Wo könnten wir uns wohler fühlen als zuhause in der Ostschweiz?
Corona hat die Welt verändert und unsere Unsicherheit ebenfalls. Also haben wir Familienrat gehalten und beschlossen, ein Testwochenende im Ausland zu verbringen, um uns über unsere Gefühle klar zu werden.
Italien, Spanien, Deutschland (ausser Konstanz), England und Schweden sind von vorneherein zu unsicher. Nach endlosen Vorschlägen einigten wir uns auf Mulhouse im Elsass. Die Stadt war eine der ersten mit Corona, also müsste sie jetzt auch eine der sichersten sein. Google gab uns Recht.
Mulhouse? «Da ist doch nix los!» Das Rathaus, das Automuseum, der grosse Wochenmarkt. Kaum mehr. Aber immerhin. Wir wollten unsere Gefühle testen und das wurde sehr gründlich:
Mulhouse als Stadt: gut restauriert, wenige Menschen. Man wird die Stadt wohl nur lieben, wenn man dort geboren ist.

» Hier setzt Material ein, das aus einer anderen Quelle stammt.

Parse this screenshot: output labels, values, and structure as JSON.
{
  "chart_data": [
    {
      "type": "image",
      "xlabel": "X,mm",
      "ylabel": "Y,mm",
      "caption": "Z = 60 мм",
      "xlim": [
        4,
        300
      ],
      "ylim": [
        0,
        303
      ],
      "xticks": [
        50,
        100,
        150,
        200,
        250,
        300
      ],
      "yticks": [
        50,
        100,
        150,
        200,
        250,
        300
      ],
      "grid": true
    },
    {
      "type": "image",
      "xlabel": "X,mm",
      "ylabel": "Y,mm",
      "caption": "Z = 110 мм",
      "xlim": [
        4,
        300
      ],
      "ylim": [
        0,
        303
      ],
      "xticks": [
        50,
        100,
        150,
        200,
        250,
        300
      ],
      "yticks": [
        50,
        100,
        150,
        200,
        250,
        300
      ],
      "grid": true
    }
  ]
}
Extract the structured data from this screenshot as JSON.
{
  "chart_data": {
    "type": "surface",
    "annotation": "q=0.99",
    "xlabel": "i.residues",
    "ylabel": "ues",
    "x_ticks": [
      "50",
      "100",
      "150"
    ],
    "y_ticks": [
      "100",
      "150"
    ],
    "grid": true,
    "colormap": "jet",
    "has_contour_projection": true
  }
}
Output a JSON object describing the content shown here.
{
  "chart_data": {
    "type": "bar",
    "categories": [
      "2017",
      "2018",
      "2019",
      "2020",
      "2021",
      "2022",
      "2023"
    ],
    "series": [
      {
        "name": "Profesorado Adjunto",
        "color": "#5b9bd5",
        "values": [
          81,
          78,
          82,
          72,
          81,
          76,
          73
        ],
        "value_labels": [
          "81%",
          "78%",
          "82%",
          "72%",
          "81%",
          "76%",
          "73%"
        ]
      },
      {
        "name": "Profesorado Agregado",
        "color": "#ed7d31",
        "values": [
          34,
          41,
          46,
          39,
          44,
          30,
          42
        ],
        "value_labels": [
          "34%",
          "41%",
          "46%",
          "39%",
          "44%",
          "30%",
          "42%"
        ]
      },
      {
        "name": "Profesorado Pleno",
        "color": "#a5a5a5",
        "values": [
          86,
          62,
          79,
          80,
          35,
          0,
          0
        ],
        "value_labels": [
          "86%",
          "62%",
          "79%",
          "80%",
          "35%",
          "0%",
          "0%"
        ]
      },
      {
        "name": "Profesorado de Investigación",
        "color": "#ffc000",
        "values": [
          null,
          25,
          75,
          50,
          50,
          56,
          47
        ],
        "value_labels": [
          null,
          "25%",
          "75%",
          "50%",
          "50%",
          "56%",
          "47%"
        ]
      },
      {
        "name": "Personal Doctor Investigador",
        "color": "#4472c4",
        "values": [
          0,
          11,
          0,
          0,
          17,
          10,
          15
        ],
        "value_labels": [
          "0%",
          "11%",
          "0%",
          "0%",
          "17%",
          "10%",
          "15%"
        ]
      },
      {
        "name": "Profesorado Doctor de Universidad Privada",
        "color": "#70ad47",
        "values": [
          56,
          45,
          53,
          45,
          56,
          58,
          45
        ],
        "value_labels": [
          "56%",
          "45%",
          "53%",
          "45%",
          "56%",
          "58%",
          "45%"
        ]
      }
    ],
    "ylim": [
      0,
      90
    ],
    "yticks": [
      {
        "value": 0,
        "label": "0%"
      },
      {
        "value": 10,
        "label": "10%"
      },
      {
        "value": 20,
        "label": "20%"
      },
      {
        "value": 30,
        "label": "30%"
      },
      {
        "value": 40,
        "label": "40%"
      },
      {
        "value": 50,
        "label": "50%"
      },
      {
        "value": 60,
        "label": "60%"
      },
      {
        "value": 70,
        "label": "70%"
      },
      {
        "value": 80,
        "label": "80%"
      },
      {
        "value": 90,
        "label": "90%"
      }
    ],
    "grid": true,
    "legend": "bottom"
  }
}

Der Wochenmarkt: wie die Stadt leer. Dominierend arabische Frauen beim «Ein-Euro-Shoppen». Sie wirken gespenstig, weil zu ihrer schwarzen Ganzkörperkleidung noch die schwarze Maske kommt.
Die Restaurants: gut, aber seelenlos. Tische auf Abstand, Ober mit einer Art Schweisser-Maske, die alle Kommunikation und Mimik unmöglich macht. Gott in Frankreich straft gerade sein Lieblingsvolk.
Die Geschäfte: Maskenpflicht mit strengen Kontrolleuren davor. Wie vor einem angesagten Club, nur darf hier jeder rein. Kleider anprobieren mit ständig verrutschender Maske ist nicht amüsant.
Das Hotel: leer. Die Chefin schildert uns ihren Frust: Viele Angestellte musste sie entlassen, die Familie teilt sich in endlosen Überstunden die Arbeit, bis Ende August kaum Reservierungen. Alles Ambiente ist kaputt.
Das Automuseum: wie in einer Kirche. Abstand, Abstand, Abstand. Feeling zu den Oldtimern gibt es nicht.
Und sonst?
Nix los. Bei uns auf dem Dorf ist es auch so.
Also unser Fazit: Wir machen Ferien zwischen Säntis und Bodensee. Hier ist man an allem näher dran, hat Erinnerungen und Emotionen, kennt Leute, mit denen man sich austauschen kann und das Wetter ist auch nicht viel besser als sonst wo.
Aber einmal Konstanz muss sein.
Wolf Buchinger (*1943) studierte an der Universität Saarbrücken Germanistik und Geografie. Er arbeitete 25 Jahre als Sekundarlehrer in St. Gallen und im Pestalozzidorf Trogen. Seit 1994 ist er als Coach und Kommunikationstrainer im Management tätig. Sein literarisches Werk umfasst Kurzgeschichten, Gedichte, Romane, Fachbücher und Theaterstücke. Er wohnt in Erlen (TG).